|
#1
|
|||
|
|||
|
Feedback for Basic C-Index Calculation Tool
http://www.socengine.com/seo/tools/c-index-tool.php
This tool is designed to pull results from Google for the number of matches for queries and run those numbers through the C-Index formula to return the C-Index PPT (parts per thousand). The formula that is being used is: C=(Z/(X+Y-Z))*1000 Where: X = The number of pages containing keyword 1 (your target term/phrase) Y = The number of pages containing keyword 2 (the term/phrase you're comparing it against) Z = The number of pages containing BOTH keyword 1 & keyword 2 I'd appreciate feedback on functionality, speed, accuracy & of course, the usefulness and quality of the connectivity scale. Known issues: If you re-submit the same information twice, you may get vastly different results. This is due to Google's different datacenters returning different numbers of results. I don't, unfortunately, have a good solution for getting around this issue, and must hope that Google will stabilize results. This is a much smaller issue for more granular searches than for those searches with millions of results. |
|
#2
|
||||
|
||||
|
These quotes have been removed from the c-index thread and are reposted here for those interested in reviewing this tool.
Quote:
Quote:
|
|
#3
|
|||
|
|||
|
The new scale is:
0-5 | Little to No Semantic Connectivity 6-10 | Indeterminate Levels of Connectivity 11-20 | Possible Connectivity 21-35 | Probable Connectivity 36-60 | Definite Connectivity 61-100 | High Connectivity - Closely Related 101-150 | Very High Connectivity 151-200 | Exceptionally High Connectivity - Very Closely Related 201-400 | Extremely Related 400+ | Terms are Almost Universally Found Together |
|
#4
|
||||
|
||||
|
Quote:
|
|
#5
|
|||
|
|||
|
Yes it is, and I'm hoping that through feedback I can improve it. I'm basically relying on my own tests of around 100-200 different relationships, which is unreliable at best.
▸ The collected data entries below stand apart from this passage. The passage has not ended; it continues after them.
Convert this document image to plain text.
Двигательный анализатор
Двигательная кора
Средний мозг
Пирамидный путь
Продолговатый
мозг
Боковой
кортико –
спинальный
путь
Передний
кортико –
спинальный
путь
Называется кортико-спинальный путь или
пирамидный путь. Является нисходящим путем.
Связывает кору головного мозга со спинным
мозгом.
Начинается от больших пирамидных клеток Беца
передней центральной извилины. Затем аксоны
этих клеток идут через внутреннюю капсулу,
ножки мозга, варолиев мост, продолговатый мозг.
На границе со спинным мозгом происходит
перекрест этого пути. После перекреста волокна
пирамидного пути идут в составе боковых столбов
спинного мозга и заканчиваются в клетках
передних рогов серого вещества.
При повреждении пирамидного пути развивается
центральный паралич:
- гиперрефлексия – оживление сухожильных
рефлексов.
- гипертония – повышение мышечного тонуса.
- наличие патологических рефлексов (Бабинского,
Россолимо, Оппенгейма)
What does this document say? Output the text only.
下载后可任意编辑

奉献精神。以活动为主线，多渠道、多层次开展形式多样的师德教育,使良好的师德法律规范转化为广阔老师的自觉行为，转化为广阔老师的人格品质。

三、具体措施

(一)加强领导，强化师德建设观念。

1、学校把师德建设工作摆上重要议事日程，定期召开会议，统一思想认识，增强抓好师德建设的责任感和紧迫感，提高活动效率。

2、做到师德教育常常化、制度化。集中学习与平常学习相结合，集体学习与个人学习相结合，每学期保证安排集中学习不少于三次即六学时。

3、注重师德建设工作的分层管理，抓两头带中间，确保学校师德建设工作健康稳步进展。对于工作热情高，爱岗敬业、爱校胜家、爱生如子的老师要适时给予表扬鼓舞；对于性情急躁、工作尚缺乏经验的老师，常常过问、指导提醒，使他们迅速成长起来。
If you have a good idea for how to make this more relevant or accurate, I would really appreciate it. Thanks for your feedback! |
|
#6
|
||||
|
||||
|
Rand, I believe you are a very dedicated member of this industry. Still I think you are not understanding the theory behind semantic connectivity and c-indices.
1. Your scale is analogous to a linearized-type scale. You cannot do that, especially with semantics, topics, concepts and the notion of relatedness. 2. In the On-Topic Analysis paper, I explained the risks of blindfold computing c-indices and then drawing instant conclusions. For instance for the case of c12 indices, when one combines two terms, one being too broader and the other too specific, often a c12 value are very small. According to your scale these will be unconnected, not related, etc. This is why one needs to conduct the corresponding on-topic analysis. In the paper, I suggested 3 workarounds the above problem. Then after that one needs to do the corresponding on-topic and clustering analyses. 3. Due to point 1 and 2, try computing with Google a c12 for Yuban coffee, or Maxwell coffee or even Sanyo speakers. You will see what I mean. Compare these with c12 as classified in your table or real examples. Even better compare these with a c12-index for k1="a" and k2="b". Last Summer I warned about the blindfold calculations of c-indices (See the Keywords Co-Occurrence posts about this). At the office, Nacho and I often discuss that computations of c-indices or EF-ratios are trivial. The beef consists in interpreting c-indices and understanding the theory behind co-occurrence, which is by far more complex. I may need to write more documentation on how to interpret properly these metric computations before more people get misleaded. This is why I plan to put a series of workshop seminars and conferences on these and similar IR subjects, so SEOs can be trained properly. One more point. Your results rely on Google. If you try the very same queries in other search engines your scale may be rendered useless. I suggest to remove all references to your scales. Overall, I cannot recommend any c-index tool based on the Google API since results are unreliable. Others c-index tools report the same problems, as in http://forums.searchenginewatch.com/...ead.php?t=4267. In the particular case of your tool, when someone use it he/she will then be tempted to draw conclusions from reading your table (scale). This will mislead many. Sorry I cannot recommend anyone to use your tool, honestly. Orion Last edited by orion : 03-18-2005 at 12:27 PM. |
|
#7
|
|||
|
|||
|
Orion,
I understand your criticism and I appreciate it. Do you have any suggestions for how I might improve the tool? If I understand the on-topic analysis process, it requires manual human labor and could not be achieved through a tool. Is this correct and if so, is there any way to create a valuable experience for the user? The tool is something I built for myself, as I wanted a faster way to get the numbers than using Google itself and typing the queries 3 times, but I'd like to make it valuable to the community too. Please let me know if you have some suggestions. Thanks! |
|
#8
|
||||
|
||||
|
Hi, rand
One recommendation is to remove the table (scale), so your visitors will not be tempted to draw conclusions based on it when c-indices are computed. I'm not sure why you want to label/compartmentalize c-indices. Those labels are misleading. You can do better by not providing any label. Another recommendation is to avoid the use of the Google API altogether. With regard to on-topic analysis, I designed last year the software that does the analysis automatically. Thus, c-indices, ef-ratios, broader, narrower and very specific terms are discovered quickly. The part that does require human intervention are the clustering part, which as of today, still needs human intervention. This may change in the future. Orion |
|
#9
|
|||
|
|||
|
I will look into attempting automatic on-topic analysis. I could possibly take the clustering results from an engine like clusty.com. The tool does not use Google's API - none of my tools do - it's too unreliable.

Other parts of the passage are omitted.